Including demands primarily imposed upon women to provide elder care, often while the children's issues are still compelling and overwhelming.
And the very high incidence of female sexual molestation and assault. Which too often encourages women (if implicitly or explicitly blamed, as if it could be their own attractiveness causes such criminal behaviours) to self protect with excess weight.
And within the workplace, for those few women who might actually achieve leadership roles, the withholding of approval should their leadership style occasionally be commanding or directive. Rather than nurturing and tentative and requesting. As is appropriate for women. In a manner not required of men. Which takes more time. And may be less effective when urgent action is required.

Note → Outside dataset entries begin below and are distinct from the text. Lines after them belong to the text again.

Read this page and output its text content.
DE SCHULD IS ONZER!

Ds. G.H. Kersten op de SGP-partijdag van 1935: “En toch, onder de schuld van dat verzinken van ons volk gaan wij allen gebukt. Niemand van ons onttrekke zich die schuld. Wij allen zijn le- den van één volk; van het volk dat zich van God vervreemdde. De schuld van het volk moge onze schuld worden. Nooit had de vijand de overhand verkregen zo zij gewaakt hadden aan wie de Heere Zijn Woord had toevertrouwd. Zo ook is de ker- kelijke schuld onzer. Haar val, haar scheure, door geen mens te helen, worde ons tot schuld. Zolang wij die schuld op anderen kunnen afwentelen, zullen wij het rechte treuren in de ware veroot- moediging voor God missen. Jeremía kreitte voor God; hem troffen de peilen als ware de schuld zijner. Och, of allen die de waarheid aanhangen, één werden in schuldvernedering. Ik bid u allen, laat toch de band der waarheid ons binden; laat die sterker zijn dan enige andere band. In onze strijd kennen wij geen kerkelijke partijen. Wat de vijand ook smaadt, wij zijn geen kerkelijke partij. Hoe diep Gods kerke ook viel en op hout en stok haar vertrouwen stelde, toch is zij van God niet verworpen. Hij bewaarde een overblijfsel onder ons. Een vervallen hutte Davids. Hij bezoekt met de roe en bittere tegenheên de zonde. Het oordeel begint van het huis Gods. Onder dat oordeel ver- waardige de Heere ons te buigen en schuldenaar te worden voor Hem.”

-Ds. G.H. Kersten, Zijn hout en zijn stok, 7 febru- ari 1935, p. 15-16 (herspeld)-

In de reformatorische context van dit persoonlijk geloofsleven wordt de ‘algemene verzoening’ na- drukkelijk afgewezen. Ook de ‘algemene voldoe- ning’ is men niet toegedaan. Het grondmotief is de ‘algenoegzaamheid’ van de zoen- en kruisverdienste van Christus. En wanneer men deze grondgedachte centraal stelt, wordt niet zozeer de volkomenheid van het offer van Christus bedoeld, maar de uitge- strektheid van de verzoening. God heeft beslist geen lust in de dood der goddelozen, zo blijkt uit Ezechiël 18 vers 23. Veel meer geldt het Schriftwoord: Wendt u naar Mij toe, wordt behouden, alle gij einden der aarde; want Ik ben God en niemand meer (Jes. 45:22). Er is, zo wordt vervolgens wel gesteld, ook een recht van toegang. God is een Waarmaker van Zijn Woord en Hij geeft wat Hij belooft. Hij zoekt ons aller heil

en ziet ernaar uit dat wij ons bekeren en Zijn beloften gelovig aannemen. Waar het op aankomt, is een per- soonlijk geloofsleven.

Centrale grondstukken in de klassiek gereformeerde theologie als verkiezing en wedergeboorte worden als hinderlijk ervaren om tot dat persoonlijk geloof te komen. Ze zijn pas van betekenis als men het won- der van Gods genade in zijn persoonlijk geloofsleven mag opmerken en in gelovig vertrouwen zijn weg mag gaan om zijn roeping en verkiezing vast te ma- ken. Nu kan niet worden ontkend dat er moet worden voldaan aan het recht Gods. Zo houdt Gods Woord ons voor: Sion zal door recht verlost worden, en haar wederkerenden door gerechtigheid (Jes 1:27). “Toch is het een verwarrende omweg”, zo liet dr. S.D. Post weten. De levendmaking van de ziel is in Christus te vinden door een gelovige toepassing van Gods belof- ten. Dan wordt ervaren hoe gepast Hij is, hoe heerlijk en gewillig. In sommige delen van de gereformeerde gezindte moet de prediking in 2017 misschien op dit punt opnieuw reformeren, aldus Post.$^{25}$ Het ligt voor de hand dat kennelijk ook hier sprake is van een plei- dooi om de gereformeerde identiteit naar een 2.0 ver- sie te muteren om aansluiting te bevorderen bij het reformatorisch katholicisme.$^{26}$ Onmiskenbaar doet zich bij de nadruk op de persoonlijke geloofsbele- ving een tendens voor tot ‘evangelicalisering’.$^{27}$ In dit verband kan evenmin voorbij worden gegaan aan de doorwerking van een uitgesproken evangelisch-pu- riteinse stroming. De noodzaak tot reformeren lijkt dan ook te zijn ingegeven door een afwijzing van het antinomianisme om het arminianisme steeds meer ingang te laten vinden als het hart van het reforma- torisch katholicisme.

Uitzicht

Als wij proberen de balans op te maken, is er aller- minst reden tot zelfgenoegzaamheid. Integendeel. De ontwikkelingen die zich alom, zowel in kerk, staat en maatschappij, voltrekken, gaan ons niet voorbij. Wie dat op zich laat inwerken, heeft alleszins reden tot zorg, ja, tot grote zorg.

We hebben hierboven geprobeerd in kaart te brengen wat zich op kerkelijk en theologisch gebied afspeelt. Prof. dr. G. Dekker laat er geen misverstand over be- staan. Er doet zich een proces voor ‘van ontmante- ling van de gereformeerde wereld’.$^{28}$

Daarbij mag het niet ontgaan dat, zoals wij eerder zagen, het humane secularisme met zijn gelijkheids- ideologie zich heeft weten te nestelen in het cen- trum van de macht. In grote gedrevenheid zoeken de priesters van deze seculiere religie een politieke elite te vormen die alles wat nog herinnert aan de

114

All of which (plus myriad other factors) can and do trigger crises for women with respect to the approval of others, and comfort eating, and obesity, and the social ostracism attached primarily to women of size.
Because so long as women are socialized to submit to the tyranny of the approval of others, we'll keep right on providing those submissive services.
It's much riskier for women to assert themselves. To say no. Firmly. Unpleasantly, if necessary. To make time to plan meals that are in accordance with our own nutritional needs. To make time for exercise for ourselves.
It's easier to continue focusing all our energies on sustaining the approval of others. For prolonged periods of women's lives, it may even be necessary to focus on the approval of others.
Siebold was right: addiction to the approval of others is the toughest addiction of all. And addiction to the approval of others is closely linked to weight issues for many of us, particularly women.
It takes huge mental toughness to break the addiction to the approval of others . . . and eternal vigilance to prevent its recurrence!!
[If you may be wondering about this reference to mental toughness and Siebold, check out Steve Siebold's free 21 day program,
www.fatlosers.com . You'll either love it or you'll hate it . . . pretty much guaranteed!]
**Here is my comment. I admire you younger women here so much who are maintaining. When I raised my kids, I ignored my health and focused on pleasing others.
I also think that males do have obesity problems, just as much as women..however, they do not like to join health groups and talk about emotions..as much. That is why they are not in the maintainers' stats.
The economic issue of women being underpaid still continues despite the improvement over the years.